“Não desperdicem esses dias difíceis”, diz Papa Francisco

Papa Francisco acena para a multidão na Praça de São Pedro Foto: FILIPPO MONTEFORTE / AFP

PUBLICADO NO UNISINOS

“Nestes dias difíceis, podemos reencontrar os pequenos gestos concretos da proximidade em relação às pessoas que estão mais perto de nós, um carinho em nossos avós, um beijo nas crianças, nas pessoas que amamos. São gestos importantes e decisivos. Se vivermos esses dias assim, eles não serão desperdiçados”.

Papa Francisco vive seus dias no Vaticano, acompanhando de perto as notícias referentes à emergência do coronavírus, e há dois dias ele foi a Santa Maria Maggiore e à igreja de San Marcello al Corso para rezar. O jornal Repubblica conta o que esses dias lhe estão ensinando.

A entrevista com o Papa Francisco é de Paolo Rodari, publicada por La Repubblica, 18-03-2020. A tradução é de Luisa Rabolini.

Eis a entrevista.

Santo Padre, o que você pediu quando foi orar nas duas igrejas romanas?

Pedi ao Senhor para parar a epidemia: Senhor, pare-a com a sua mão. Eu rezei para isso.

Como se podem viver esses dias para que não sejam desperdiçados?

Precisamos reencontrar a concretude das pequenas coisas, das pequenas atenções em relação aos que estão próximos, familiares, amigos. Entender que nas pequenas coisas existe o nosso tesouro. Existem gestos mínimos, que às vezes se perdem no anonimato da vida cotidiana, gestos de ternura, de afeto, de compaixão, que, no entanto, são decisivos, importantes. Por exemplo, um prato quente, um carinho, um abraço, um telefonema … São gestos familiares de atenção aos detalhes do dia-a-dia que fazem a vida ter sentido e que exista comunhão e comunicação entre nós.

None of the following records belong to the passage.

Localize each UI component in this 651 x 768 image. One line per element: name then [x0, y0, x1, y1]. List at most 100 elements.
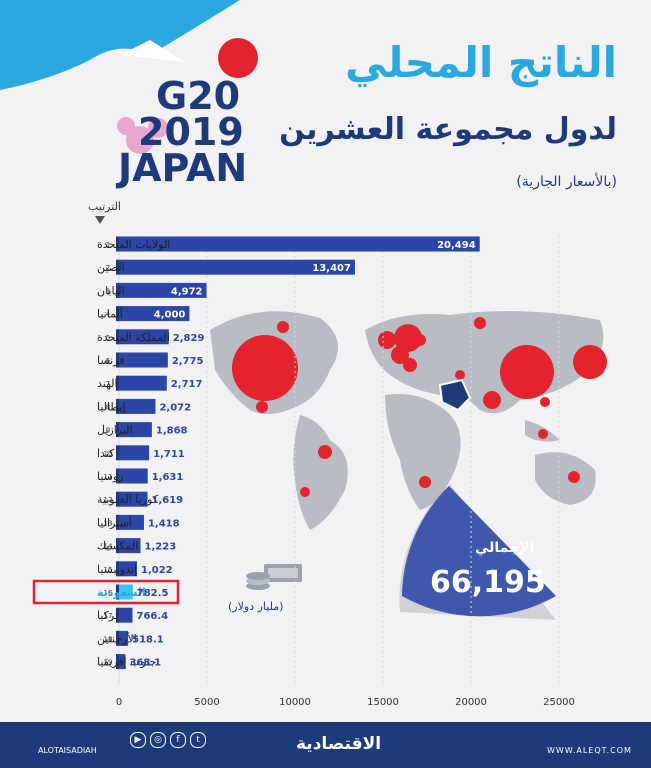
rank-marker — [116, 491, 119, 507]
value-label: 4,000 — [154, 310, 186, 321]
rank-marker — [116, 630, 119, 646]
mountain-icon — [120, 40, 185, 62]
x-tick-label: 25000 — [543, 697, 575, 708]
bar — [119, 375, 167, 391]
footer-logo: الاقتصادية — [296, 734, 382, 754]
rank-marker — [116, 375, 119, 391]
rank-marker — [116, 352, 119, 368]
value-label: 1,619 — [151, 495, 183, 506]
cherry-blossom-icon — [117, 117, 168, 154]
country-label: اليابان — [97, 284, 125, 297]
value-label: 1,868 — [156, 426, 188, 437]
country-label: جنوب إفريقيا — [97, 656, 156, 669]
instagram-icon[interactable]: ◎ — [150, 732, 166, 748]
brand-watermark: ALOTAISADIAH — [38, 746, 97, 755]
country-label: كندا — [97, 447, 115, 460]
bar — [119, 607, 133, 623]
value-label: 368.1 — [129, 658, 161, 669]
header-decoration — [0, 0, 258, 154]
country-label: المكسيك — [97, 540, 138, 553]
country-label: الأرجنتين — [97, 631, 137, 645]
bar — [119, 538, 141, 554]
page-title: الناتج المحلي — [345, 38, 617, 87]
footer-bar — [0, 722, 651, 768]
value-label: 13,407 — [312, 263, 351, 274]
rank-label: 10 — [104, 450, 113, 458]
page-subtitle: لدول مجموعة العشرين — [279, 112, 617, 147]
rank-marker — [116, 514, 119, 530]
value-label: 1,631 — [152, 472, 184, 483]
rank-marker — [116, 607, 119, 623]
country-label: تركيا — [97, 609, 118, 622]
g20-logo: G20 2019 JAPAN — [118, 74, 248, 190]
twitter-icon[interactable]: t — [190, 732, 206, 748]
rank-marker — [116, 306, 119, 322]
country-label: الهند — [97, 377, 118, 390]
x-tick-label: 0 — [116, 697, 122, 708]
rank-label: 17 — [104, 612, 113, 620]
country-label: المملكة المتحدة — [97, 331, 170, 344]
rank-marker — [116, 654, 119, 670]
value-label: 2,717 — [171, 379, 203, 390]
country-label: فرنسا — [97, 354, 125, 367]
rank-column-header: الترتيب — [88, 200, 121, 213]
rank-label: 2 — [106, 264, 110, 272]
social-icons: ▶ ◎ f t — [130, 732, 210, 748]
value-label: 20,494 — [437, 240, 476, 251]
value-label: 1,418 — [148, 518, 180, 529]
money-icon — [246, 564, 302, 590]
rank-marker — [116, 561, 119, 577]
wave-shape — [0, 0, 240, 90]
rank-label: 13 — [104, 519, 113, 527]
rank-marker — [116, 282, 119, 298]
logo-line-japan: JAPAN — [118, 146, 248, 190]
x-tick-label: 20000 — [455, 697, 487, 708]
value-label: 1,223 — [145, 542, 177, 553]
value-label: 2,072 — [159, 402, 191, 413]
rank-marker — [116, 538, 119, 554]
bar — [119, 491, 148, 507]
bar — [119, 630, 129, 646]
website-link[interactable]: WWW.ALEQT.COM — [547, 746, 632, 755]
country-label: الصين — [97, 261, 125, 274]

Não costumamos viver assim?

Às vezes, vivemos entre nós apenas uma comunicação virtual. Em vez disso, deveríamos descobrir uma nova proximidade. Uma relação concreta feita de atenção e paciência. Muitas vezes, as famílias em casa comem juntas em um grande silêncio que, no entanto, não é causado pela escuta recíproca, mas pelo fato de os pais assistirem televisão enquanto comem e os filhos ficam no celular. Parecem uns monges isolados um do outro. Ali não há comunicação; ao invés disso, escutar-se uns aos outros é importante porque se compreendem as necessidades do outro, as carências, os esforços, os desejos. Existe uma linguagem feita de gestos concretos que devem ser salvaguardados. Na minha opinião, a dor destes dias é para essa concretude que deve abrir.

Muitas pessoas perderam entes queridos, muitas outras estão lutando na linha de frente para salvar outras vidas. O que pode lhes dizer?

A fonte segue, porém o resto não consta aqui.